Un rassemblement tôt le matin devant le CHU
Ce lundi 6 juillet, une trentaine de salariés se sont retrouvés dès l'aube devant le nouveau Centre Hospitalier Universitaire de la Guadeloupe, situé à Belle-Plaine. Les manifestants représentaient plusieurs corps de métiers : agents de service hospitalier (ASH) et brancardiers, sages-femmes contractuelles, et manipulateurs en radiologie préoccupés par l'absence de médecins pour les accompagner.
Des pancartes qui parlent
Sur leurs banderoles, un slogan synthétise le mécontentement :
« Nouveau CHU / même problème »
Cette formule, visible dès l'entrée de l'hôpital, reflète la crainte que le déménagement vers des infrastructures neuves n'ait pas résolu des difficultés de fond : manque de personnel, conditions de travail et incertitudes sur les modalités de transfert.
Le cœur des revendications
Au centre du mouvement : le protocole d'accord daté du 12 mai relatif aux conditions des ASH, que les syndicats estiment non respecté. Parmi les points pointés du doigt figure l'organisation du temps de travail — par exemple la limite à quatre jours travaillés par semaine et des repos permettant un week-end sur deux — qui, selon les représentants, n'aurait pas été appliquée.
- Agents de service hospitalier / brancardiers : application du protocole du 12 mai.
- Sages-femmes contractuelles : demande de titularisation pour une vingtaine d'entre elles.
- Manipulateurs radio : inquiétude liée au manque de médecins pour les encadrer.
Interrogé par les syndicats présents, Sandro Sormain, secrétaire adjoint de la section UTS UGTG au CHU, a exprimé son incompréhension face à l'absence d'un protocole clair de transfert vers le nouveau site et les conséquences sur l'organisation :
"Le document du 12 mai est un protocole d'accord concernant les problématiques des ASH. Et ce protocole n'est pas respecté..."
Des craintes partagées par les sages-femmes
Les sages-femmes contractuelles, une vingtaine selon les témoins syndicaux, observent un débrayage lié à l'incertitude sur leur avenir professionnel. Raïssa Chatenay-Rivauday, sage-femme, a fait part de l'angoisse des plus anciennes : la titularisation leur assurerait une stabilité qui conditionne souvent des choix familiaux et de vie quotidienne.

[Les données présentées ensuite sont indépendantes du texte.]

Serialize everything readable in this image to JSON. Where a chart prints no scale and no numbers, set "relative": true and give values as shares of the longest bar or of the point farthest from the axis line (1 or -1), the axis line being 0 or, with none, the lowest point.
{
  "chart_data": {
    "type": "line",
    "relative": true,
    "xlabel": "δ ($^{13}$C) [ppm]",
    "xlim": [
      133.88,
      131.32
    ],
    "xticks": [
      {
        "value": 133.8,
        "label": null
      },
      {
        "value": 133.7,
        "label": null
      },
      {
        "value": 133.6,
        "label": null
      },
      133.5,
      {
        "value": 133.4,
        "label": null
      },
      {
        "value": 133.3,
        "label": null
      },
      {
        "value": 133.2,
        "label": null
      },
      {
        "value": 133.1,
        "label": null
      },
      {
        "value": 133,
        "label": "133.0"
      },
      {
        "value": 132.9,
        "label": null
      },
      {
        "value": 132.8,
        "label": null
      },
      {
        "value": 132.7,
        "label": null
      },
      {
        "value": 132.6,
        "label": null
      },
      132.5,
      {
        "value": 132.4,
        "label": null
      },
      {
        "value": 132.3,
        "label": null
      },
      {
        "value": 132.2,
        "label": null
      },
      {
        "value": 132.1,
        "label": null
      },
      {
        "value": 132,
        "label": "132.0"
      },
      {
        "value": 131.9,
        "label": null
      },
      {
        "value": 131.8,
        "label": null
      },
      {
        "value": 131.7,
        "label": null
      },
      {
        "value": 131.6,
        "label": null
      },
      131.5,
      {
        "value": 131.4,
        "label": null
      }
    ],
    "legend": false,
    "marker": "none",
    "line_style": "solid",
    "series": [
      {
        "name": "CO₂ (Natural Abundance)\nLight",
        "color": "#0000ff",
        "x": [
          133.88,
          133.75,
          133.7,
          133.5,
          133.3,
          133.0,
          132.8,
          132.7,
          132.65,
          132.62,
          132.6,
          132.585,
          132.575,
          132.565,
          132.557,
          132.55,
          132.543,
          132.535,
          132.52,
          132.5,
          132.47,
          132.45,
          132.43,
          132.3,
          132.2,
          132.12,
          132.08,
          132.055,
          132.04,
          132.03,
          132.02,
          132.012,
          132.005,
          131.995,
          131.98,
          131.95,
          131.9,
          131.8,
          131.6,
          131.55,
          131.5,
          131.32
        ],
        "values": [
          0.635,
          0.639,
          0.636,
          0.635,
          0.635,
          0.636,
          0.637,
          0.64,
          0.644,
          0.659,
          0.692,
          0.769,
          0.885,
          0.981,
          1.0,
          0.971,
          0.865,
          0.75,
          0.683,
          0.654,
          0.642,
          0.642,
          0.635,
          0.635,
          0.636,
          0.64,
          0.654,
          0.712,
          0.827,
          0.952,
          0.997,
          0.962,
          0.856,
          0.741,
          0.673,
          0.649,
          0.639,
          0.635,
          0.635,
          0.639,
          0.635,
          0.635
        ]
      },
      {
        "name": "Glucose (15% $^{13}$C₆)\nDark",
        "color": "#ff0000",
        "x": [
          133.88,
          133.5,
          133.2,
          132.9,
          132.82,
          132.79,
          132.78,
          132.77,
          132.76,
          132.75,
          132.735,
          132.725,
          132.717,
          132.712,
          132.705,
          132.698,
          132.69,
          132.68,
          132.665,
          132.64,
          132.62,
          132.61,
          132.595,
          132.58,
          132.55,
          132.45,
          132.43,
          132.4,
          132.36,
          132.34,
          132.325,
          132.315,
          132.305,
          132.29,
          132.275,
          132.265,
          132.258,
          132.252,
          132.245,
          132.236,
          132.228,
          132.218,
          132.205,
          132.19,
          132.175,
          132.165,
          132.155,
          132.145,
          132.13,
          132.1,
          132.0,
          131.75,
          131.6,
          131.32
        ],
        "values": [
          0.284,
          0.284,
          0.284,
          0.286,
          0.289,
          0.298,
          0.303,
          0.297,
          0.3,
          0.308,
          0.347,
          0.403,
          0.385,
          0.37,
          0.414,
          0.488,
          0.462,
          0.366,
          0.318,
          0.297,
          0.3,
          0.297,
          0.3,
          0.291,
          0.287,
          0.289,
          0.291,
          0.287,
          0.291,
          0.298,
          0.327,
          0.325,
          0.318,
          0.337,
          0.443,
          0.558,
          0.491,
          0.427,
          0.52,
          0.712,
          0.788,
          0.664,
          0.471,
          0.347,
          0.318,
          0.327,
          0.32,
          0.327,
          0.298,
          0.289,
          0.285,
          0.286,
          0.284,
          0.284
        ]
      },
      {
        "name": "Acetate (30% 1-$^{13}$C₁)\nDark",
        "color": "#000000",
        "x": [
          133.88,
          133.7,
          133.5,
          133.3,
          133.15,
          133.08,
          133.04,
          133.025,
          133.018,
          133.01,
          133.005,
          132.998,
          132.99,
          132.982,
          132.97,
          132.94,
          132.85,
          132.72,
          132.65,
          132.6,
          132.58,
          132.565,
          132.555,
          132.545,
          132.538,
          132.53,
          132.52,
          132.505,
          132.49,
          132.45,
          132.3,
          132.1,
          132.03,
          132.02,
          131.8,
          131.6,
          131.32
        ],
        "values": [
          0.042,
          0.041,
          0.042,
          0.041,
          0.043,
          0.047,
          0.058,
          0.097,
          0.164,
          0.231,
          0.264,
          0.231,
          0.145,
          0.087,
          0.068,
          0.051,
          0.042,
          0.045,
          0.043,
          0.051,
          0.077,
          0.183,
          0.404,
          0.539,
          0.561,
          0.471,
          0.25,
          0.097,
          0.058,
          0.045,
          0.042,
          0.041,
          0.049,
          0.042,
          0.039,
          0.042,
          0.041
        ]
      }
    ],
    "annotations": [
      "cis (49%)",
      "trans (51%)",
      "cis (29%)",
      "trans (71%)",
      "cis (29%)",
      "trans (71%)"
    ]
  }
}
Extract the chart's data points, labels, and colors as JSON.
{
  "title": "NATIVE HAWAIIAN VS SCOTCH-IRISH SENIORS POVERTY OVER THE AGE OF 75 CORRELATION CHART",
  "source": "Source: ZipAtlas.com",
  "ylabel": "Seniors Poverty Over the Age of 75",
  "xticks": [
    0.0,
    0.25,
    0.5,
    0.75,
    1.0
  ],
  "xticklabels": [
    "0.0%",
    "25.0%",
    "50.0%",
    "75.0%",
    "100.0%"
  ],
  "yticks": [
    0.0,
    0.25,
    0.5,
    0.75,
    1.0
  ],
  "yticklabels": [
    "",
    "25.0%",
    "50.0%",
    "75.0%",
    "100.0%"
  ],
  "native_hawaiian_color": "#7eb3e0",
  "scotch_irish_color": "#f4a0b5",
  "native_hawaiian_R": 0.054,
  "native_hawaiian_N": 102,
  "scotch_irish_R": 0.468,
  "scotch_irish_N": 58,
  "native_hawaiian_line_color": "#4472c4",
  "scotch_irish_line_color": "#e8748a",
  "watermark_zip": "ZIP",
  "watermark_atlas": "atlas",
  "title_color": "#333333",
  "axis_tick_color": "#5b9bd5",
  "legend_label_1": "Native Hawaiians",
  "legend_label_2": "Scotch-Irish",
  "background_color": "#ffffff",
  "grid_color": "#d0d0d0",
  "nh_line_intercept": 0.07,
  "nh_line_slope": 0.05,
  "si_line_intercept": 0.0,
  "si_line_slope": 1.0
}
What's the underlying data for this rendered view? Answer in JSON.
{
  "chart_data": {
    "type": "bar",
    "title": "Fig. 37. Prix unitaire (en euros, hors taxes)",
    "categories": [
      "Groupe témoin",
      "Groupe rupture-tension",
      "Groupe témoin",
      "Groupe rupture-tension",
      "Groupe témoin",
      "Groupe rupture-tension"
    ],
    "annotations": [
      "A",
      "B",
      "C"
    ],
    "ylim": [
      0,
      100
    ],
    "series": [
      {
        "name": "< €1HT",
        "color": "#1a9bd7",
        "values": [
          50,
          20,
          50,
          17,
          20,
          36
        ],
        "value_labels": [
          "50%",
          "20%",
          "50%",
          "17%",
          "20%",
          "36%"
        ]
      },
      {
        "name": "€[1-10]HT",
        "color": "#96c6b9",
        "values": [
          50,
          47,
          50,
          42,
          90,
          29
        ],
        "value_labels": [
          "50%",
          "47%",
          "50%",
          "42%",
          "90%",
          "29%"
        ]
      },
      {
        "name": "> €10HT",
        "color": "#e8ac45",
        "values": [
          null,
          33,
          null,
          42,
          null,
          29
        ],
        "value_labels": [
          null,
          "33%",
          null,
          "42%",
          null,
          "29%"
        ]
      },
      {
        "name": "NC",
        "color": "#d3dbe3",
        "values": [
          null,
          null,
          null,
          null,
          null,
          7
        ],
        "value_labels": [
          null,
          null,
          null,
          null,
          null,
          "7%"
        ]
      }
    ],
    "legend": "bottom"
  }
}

Conséquences pour les usagers et perspectives
Si le mouvement se maintient, il peut impacter l'organisation des services et la prise en charge des patients. Les revendications portent sur des points structurels — rémunération, titularisation, effectifs et protocole de transfert — qui nécessitent selon les syndicats des réponses rapides de la direction du CHU et des autorités de tutelle.
| Problématique | Groupe concerné |
|---|---|
| Protocole du 12 mai non appliqué | ASH / brancardiers |
| Titularisations demandées | Sages-femmes contractuelles (environ 20) |
| Manque d'encadrement médical | Manipulateurs radio |
Pour l'heure, les syndicats réclament la communication immédiate du protocole de transfert et la mise en œuvre des mesures prévues le 12 mai. Ils menacent, si aucun dialogue constructif n'est engagé, d'amplifier la mobilisation. Les autorités hospitalières n'avaient pas publié de communiqué public au moment de la manifestation ; la suite dépendra des échanges à venir entre direction et organisations représentatives du personnel.
À Belle-Plaine, salariés comme usagers suivent de près l'évolution : dans un CHU neuf, les attentes sont grandes ; les personnels demandent que la modernité des bâtiments s'accompagne d'une amélioration concrète des conditions de travail.